TEENAGE MUTANT NINJA TURTLES (1990)
Steve Barron
Par Jean-François Vandeuren
En soi, la série animée Teenage Mutant Ninja Turtles
est un produit typique de la culture populaire enfantine de la fin des
années 80 et du début des années 90. Les aventures
des quatre tortues les plus célèbres de l’histoire
formaient alors l’initiateur parfait à la culture de gros
bras véhiculée par le cinéma d’action hollywoodien
à une époque où se déchaînaient les
Norris, Schwarzenegger, Stallone et, parfois même, les Van Damme.
La consécration d’une telle série donnait lieu à
un long-métrage. Pour les cas les plus populaires, Hollywood
n’hésitait pas à passer de la planche à dessins
à la réalité des plateaux de tournage pour ensuite
inonder les magasins de jouets de produits dérivés de
toute sorte. Mais comme pour la plupart de ces productions aux objectifs
purement mercantiles, les producteurs du présent effort savaient
que leur temps était compté. En ce sens, il est difficilement
envisageable que ce premier Teenage Mutant Ninja Turtles réussissent
à s’imposer auprès de la jeunesse d’aujourd’hui.

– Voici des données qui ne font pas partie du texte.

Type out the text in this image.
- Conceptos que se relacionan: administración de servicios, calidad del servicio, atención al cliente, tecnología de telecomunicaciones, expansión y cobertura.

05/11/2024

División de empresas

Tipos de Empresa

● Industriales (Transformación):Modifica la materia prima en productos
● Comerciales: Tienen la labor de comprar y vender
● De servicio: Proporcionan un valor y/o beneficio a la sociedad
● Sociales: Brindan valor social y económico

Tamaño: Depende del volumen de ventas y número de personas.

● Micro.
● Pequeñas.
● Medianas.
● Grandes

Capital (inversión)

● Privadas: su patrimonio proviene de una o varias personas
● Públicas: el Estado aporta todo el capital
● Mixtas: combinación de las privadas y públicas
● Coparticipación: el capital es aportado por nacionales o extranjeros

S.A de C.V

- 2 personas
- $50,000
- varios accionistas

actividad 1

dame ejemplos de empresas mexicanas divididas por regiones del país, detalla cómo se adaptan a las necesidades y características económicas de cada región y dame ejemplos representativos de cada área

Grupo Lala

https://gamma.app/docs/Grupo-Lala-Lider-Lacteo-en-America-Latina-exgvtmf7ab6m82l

Pourtant, cela ne veut pas dire que le film de Steve Barron a mal vieilli
pour autant.
D’une part, nous ne pouvons rien reprocher à l’allure
de nos quatre vaillantes tortues et de leur vénérable
maître Splinter. Les artisans des studios Jim Henson effectuèrent
un travail tout simplement colossal à ce niveau et parvinrent
à introduire ces derniers dans la dynamique du monde réel
sans complètement sacrifier leurs traits fortement exagérées
associables aux dessins animés. Le résultat n’a
d’ailleurs aucunement pris le coup de vieux qui aurait pu lui
être fatal. Le tout est également appuyé par l’étonnante
réalisation de Steve Barron qui s’avère particulièrement
sombre pour un film visant un public dont la moyenne d’âge
dépasse à peine les deux chiffres. Le réalisateur
américain propose ainsi une facture visuelle sachant prendre
certains risques le temps venu et dont l’agilité de bon
nombre de mouvements de caméra n’a rien à voir avec
la simplicité statique de la majorité des films du genre.

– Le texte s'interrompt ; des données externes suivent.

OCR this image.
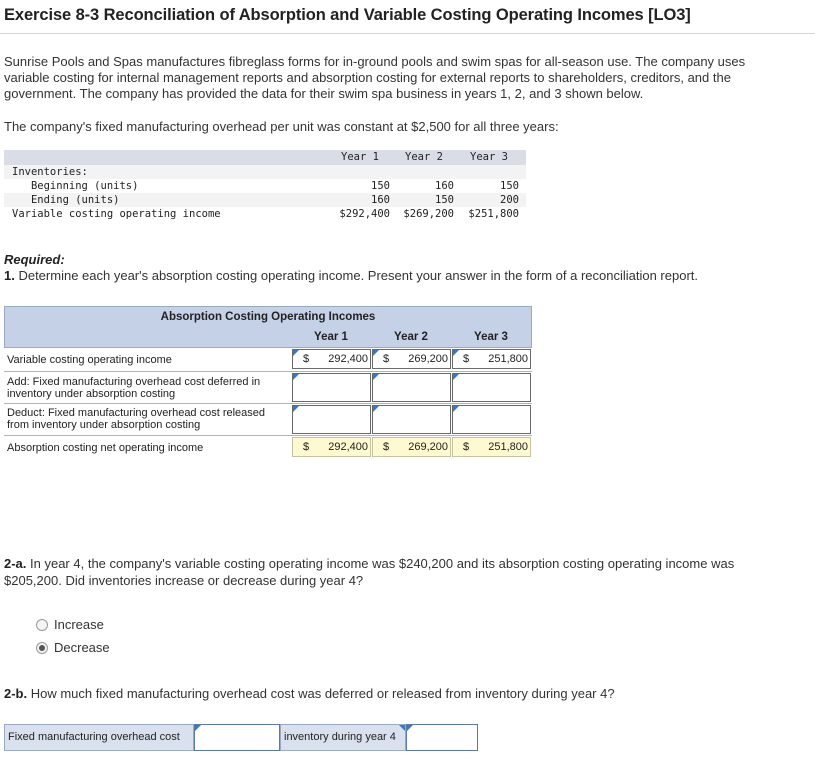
Exercise 8-3 Reconciliation of Absorption and Variable Costing Operating Incomes [LO3]
Sunrise Pools and Spas manufactures fibreglass forms for in-ground pools and swim spas for all-season use. The company uses
variable costing for internal management reports and absorption costing for external reports to shareholders, creditors, and the
government. The company has provided the data for their swim spa business in years 1, 2, and 3 shown below.
The company's fixed manufacturing overhead per unit was constant at $2,500 for all three years:
Year 1	Year 2	Year 3
Inventories:
Beginning (units)	150	160	150
Ending (units)	160	150	200
Variable costing operating income	$292,400	$269,200	$251,800
Required:
1. Determine each year's absorption costing operating income. Present your answer in the form of a reconciliation report.
Absorption Costing Operating Incomes
Year 1	Year 2	Year 3
Variable costing operating income	$ 292,400 $ 269,200 $ 251,800
Add: Fixed manufacturing overhead cost deferred in
inventory under absorption costing
Deduct: Fixed manufacturing overhead cost released
from inventory under absorption costing
Absorption costing net operating income	$ 292,400 $ 269,200 $ 251,800
2-a. In year 4, the company's variable costing operating income was $240,200 and its absorption costing operating income was
$205,200. Did inventories increase or decrease during year 4?
Increase
Decrease
2-b. How much fixed manufacturing overhead cost was deferred or released from inventory during year 4?
Fixed manufacturing overhead cost	inventory during year 4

Malheureusement, l’effort n’échappe pas à
certains problèmes de transition entre les deux médiums.
Si Barron se tire bien d’affaire dans la plupart des cas, le travail
d’épuration semble malgré tout n’avoir été
fait qu’à moitié, laissant alors le spectateur aux
prises avec certains éléments qui passent difficilement
dans un contexte réel, même pour un film de ce genre. Chose
qu’aura parfaitement compris Bryan Singer dix ans plus tard alors
que son adaptation de la bande dessinée X-Men aura justement
été célébrée pour sa sobriété.
Pour leur part, les scénaristes Bobby Herbeck et Todd W. Langen
tentent de nous faire avaler sans compromis la bonne vieille morale
sur l’importance de la famille. Le film traite d’ailleurs
la marginalité sous un angle assez inusité. Ainsi, dans
un univers où tous les adolescents semblent avoir été
corrompus par le crime et la vie de débauche, les plus marginaux
d’entre eux, déjà fortement identifiés par
leur carapace respective et leur teint vert, sont ceux qui obéissent
aveuglément à la sagesse de leur figure paternelle. Il
s’en suit alors une lutte sans merci entre la sphère familiale
et les influences du monde extérieur devant déterminer
qui servira de modèle à cette jeunesse égarée.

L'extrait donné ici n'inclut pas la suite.